Over the last nine months, net sales for the Small Planet Foods grew 8%, the highest increase of any category mentioned by General Mills. Broken down even further, the cereal from Small Planet Foods grew 1%, and the snacks from Small Planet Foods grew an amazing 23% over the last nine months. The search for "organic" on Wal-Mart listed Cascadian Farms and Muir Glen as top brands.
In fiscal 2013, General Mills saw total sales increase 7% to $17.8 billion. The growth was led by new businesses, which contributed 6% of the total growth. Fiscal 2014 has been rough for General Mills and if its strongest growth category faces competition, shares could feel more pressure going forward.
The organic packaged food market continues to grow in the United States, as customers try healthier food offerings. The lower price points will expand this market. Last year, the industry hit $12 billion in sales. The overall packaged food market in the United States had sales of $360 billion last year.

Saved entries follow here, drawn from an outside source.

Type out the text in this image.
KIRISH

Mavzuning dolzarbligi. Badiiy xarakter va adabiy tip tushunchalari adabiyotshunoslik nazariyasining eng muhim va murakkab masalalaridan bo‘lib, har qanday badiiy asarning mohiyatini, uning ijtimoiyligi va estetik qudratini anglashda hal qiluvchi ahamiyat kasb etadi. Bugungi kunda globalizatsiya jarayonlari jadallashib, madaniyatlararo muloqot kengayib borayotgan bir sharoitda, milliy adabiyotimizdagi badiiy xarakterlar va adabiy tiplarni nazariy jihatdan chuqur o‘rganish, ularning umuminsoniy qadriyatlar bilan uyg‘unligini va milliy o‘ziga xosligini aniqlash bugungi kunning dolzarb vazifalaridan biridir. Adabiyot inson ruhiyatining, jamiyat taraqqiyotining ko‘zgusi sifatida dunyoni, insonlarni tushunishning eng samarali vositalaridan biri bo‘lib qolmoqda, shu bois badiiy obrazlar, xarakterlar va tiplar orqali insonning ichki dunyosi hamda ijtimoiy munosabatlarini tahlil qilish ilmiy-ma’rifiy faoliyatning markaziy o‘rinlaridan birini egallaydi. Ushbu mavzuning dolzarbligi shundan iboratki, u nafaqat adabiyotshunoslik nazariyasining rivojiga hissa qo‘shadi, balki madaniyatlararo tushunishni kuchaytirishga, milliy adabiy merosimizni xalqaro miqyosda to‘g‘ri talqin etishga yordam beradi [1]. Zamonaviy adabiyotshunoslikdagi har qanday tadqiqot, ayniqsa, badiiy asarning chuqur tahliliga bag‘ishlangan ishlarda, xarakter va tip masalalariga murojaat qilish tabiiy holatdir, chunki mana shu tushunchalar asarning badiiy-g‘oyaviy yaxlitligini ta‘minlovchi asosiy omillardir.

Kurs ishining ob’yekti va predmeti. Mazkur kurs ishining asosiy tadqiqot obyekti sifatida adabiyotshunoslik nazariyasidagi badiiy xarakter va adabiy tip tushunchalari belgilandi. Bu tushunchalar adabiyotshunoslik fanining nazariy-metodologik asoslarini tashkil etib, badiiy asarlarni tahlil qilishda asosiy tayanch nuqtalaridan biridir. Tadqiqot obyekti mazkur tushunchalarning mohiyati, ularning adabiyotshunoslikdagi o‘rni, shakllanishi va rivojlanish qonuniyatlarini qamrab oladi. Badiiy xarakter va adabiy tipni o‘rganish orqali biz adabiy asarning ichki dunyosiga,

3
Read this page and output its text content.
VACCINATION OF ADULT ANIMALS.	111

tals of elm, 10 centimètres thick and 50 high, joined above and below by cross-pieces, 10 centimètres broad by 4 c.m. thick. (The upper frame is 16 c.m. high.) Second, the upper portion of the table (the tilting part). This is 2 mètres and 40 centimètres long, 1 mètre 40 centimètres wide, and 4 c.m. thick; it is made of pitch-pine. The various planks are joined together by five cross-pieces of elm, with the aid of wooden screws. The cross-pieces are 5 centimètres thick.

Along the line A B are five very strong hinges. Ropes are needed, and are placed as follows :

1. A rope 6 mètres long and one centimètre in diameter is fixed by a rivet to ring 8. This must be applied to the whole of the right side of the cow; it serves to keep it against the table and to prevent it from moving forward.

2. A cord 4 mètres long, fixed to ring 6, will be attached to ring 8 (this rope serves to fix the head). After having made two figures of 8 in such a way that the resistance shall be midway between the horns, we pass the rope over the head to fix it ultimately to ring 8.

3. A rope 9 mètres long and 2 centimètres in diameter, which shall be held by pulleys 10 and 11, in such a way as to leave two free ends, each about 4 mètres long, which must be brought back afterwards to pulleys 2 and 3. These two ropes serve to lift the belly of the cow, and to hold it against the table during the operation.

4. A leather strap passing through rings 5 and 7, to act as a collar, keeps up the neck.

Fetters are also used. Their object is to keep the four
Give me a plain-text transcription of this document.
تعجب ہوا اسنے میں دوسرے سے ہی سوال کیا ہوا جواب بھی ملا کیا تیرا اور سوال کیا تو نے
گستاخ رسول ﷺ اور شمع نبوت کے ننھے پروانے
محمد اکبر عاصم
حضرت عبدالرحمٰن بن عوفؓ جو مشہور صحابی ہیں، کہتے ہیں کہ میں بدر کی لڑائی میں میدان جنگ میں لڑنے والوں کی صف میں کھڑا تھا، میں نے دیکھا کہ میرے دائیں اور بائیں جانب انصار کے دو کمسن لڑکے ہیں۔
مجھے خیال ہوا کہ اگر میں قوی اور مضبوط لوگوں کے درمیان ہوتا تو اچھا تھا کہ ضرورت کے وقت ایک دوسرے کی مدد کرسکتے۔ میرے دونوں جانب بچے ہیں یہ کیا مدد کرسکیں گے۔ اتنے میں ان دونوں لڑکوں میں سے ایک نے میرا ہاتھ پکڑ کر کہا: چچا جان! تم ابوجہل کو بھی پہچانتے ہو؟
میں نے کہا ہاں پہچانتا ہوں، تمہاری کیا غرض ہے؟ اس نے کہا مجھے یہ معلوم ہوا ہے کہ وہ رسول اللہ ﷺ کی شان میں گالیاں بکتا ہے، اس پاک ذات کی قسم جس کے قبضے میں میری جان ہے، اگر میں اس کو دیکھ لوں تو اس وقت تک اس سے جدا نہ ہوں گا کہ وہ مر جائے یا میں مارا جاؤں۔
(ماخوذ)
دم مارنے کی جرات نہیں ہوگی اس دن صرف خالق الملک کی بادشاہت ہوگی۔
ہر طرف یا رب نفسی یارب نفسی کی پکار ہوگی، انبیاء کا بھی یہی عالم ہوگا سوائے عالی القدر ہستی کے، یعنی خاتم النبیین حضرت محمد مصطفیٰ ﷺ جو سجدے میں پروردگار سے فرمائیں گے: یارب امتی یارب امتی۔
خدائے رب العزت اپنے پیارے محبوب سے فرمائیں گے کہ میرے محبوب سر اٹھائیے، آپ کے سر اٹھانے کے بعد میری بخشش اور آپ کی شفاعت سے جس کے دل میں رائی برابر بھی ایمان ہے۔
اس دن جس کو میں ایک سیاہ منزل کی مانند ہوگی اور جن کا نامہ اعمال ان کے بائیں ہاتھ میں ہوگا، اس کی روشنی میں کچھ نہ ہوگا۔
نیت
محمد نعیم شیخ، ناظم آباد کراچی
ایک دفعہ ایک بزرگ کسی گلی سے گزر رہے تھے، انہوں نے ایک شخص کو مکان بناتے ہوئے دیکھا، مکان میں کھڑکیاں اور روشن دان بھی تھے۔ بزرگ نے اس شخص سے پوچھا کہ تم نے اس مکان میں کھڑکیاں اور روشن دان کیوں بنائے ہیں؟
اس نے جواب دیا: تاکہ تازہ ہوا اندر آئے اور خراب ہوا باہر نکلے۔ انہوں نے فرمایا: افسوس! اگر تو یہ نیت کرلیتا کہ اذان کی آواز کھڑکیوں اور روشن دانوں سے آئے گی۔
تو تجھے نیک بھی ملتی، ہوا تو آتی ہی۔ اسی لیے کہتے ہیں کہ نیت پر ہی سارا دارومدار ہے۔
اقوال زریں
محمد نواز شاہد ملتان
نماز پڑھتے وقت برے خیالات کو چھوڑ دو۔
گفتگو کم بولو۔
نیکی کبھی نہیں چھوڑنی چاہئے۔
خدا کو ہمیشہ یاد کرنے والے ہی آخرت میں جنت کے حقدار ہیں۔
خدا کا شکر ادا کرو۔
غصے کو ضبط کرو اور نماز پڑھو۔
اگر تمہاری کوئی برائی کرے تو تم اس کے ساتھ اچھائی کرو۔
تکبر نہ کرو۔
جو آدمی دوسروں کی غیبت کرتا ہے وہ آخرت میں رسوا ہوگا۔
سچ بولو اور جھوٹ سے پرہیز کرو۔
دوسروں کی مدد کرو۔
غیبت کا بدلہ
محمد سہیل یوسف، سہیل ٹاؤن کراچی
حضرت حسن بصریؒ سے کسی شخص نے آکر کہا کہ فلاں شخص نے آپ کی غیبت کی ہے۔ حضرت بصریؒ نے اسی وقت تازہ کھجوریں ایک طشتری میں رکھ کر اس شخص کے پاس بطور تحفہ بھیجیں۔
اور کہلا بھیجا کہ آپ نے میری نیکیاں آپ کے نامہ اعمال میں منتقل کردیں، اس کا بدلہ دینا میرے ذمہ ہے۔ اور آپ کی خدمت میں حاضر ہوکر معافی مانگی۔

Investors can invest alongside Wal-Mart to capture growth in the organic market. However, for a huge company of Wal-Mart's scale, there isn't as much growth for investors to see. To me, the trade is more of a cautious play to stay away from current organic companies like Whole Foods and Hain Celestial.
Disclosure: I have no positions in any stocks mentioned, and no plans to initiate any positions within the next 72 hours. I wrote this article myself, and it expresses my own opinions. I am not receiving compensation for it (other than from Seeking Alpha). I have no business relationship with any company whose stock is mentioned in this article.